Le procès Buizingen commence ce mardi, neuf ans après le drame
- Publié le 07-01-2019 à 20h03
- Mis à jour le 07-01-2019 à 21h19

C'est ce mardi que commence, devant le tribunal de police de Bruxelles, le procès de la catastrophe ferroviaire de Buizingen qui, le 15 février 2010, a fait 19 morts et 310 blessés. Le parquet de Bruxelles poursuit le conducteur d'un des deux trains impliqués dans la collision, conducteur soupçonné d'avoir brûlé un feu rouge, mais aussi la SNCB et Infrabel, les sociétés gestionnaires du réseau ferroviaire, pour négligence en matière de sécurité. L'audience introductive de mardi sera consacrée à la fixation de l'agenda.
Une procédure interminable
Pour rappel, le 15 février 2010, le train L 3678 parti de Louvain à destination de Braine-le-Comte a percuté, à 8 h 28, le train IC 1707 Quiévrain-Liège-Guillemins.

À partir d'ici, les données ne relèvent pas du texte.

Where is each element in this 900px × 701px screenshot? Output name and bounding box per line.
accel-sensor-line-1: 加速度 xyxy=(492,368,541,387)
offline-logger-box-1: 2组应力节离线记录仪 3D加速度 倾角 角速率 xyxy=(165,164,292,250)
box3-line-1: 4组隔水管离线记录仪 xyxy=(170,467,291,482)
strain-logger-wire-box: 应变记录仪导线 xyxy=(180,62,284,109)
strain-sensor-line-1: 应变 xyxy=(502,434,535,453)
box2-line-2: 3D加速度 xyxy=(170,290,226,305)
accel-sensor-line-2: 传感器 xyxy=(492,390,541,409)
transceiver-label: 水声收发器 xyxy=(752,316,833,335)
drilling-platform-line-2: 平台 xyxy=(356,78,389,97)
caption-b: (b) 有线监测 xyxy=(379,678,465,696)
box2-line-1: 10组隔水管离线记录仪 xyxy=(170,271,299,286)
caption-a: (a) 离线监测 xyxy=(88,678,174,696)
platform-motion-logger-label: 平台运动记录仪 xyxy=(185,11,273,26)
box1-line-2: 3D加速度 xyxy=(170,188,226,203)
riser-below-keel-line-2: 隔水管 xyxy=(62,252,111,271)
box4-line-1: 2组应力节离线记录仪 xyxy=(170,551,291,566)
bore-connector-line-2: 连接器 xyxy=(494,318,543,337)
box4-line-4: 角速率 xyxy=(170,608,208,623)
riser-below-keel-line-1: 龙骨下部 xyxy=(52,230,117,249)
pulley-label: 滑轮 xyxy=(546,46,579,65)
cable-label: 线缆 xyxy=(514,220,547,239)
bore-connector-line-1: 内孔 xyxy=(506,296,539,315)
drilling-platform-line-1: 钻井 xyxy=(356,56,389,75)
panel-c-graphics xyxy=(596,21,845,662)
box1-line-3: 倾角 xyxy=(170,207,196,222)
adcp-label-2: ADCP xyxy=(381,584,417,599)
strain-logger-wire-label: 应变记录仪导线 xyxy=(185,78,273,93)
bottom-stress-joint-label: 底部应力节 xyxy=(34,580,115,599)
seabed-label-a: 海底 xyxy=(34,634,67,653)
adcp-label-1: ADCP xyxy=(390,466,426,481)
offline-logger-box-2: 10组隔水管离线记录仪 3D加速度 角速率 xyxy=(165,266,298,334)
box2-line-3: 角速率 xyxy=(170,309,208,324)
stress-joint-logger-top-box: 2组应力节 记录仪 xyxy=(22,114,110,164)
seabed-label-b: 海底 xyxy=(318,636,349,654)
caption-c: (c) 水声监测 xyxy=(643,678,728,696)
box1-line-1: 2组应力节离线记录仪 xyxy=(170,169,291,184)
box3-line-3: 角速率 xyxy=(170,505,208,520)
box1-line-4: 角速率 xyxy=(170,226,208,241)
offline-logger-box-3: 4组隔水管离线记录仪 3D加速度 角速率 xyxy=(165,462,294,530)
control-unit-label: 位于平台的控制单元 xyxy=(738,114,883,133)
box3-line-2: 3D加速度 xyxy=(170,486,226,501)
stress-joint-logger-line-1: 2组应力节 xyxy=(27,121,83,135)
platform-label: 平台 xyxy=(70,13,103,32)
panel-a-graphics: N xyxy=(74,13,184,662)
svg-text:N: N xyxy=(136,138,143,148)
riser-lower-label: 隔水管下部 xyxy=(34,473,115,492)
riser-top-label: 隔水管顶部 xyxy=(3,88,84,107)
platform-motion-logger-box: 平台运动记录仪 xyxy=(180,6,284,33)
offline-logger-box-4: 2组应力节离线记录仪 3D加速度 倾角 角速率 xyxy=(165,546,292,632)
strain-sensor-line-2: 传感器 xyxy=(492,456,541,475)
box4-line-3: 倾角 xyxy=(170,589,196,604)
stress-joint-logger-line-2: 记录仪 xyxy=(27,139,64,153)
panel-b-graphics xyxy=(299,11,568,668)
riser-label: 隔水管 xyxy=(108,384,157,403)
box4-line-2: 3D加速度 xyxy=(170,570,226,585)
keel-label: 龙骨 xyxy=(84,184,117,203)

Le parquet de Bruxelles a désigné un juge d'instruction, qui a confié l'enquête à la police fédérale des chemins de fer et à un collège de cinq experts. Le 14 février 2012, ces derniers ont déposé un premier rapport. Le juge d'instruction a demandé un rapport supplémentaire, bouclé le 14 février 2014.
L'enquête a ensuite été reprise, le 1er avril 2014, par le parquet de Hal-Vilvorde, créé à la suite de la scission de l'arrondissement judiciaire de Bruxelles-Hal-Vilvorde.
En septembre 2014, le juge a inculpé le conducteur du train L, la SNCB et Infrabel puis il a pris sa retraite, début 2015. L'enquête a été confiée à un collègue. Entre-temps, le conducteur du train L, un francophone, a demandé une traduction du dossier puis un passage de la langue de la procédure du néerlandais au français. Requête rejetée par la chambre du conseil puis, en degré d'appel, par la chambre des mises en accusation. Le conducteur a finalement été auditionné en juillet 2016 et c'est fin septembre 2016 que le juge d'instruction de Hal-Vilvorde a terminé son enquête, permettant au parquet de rédiger sa réquisition finale.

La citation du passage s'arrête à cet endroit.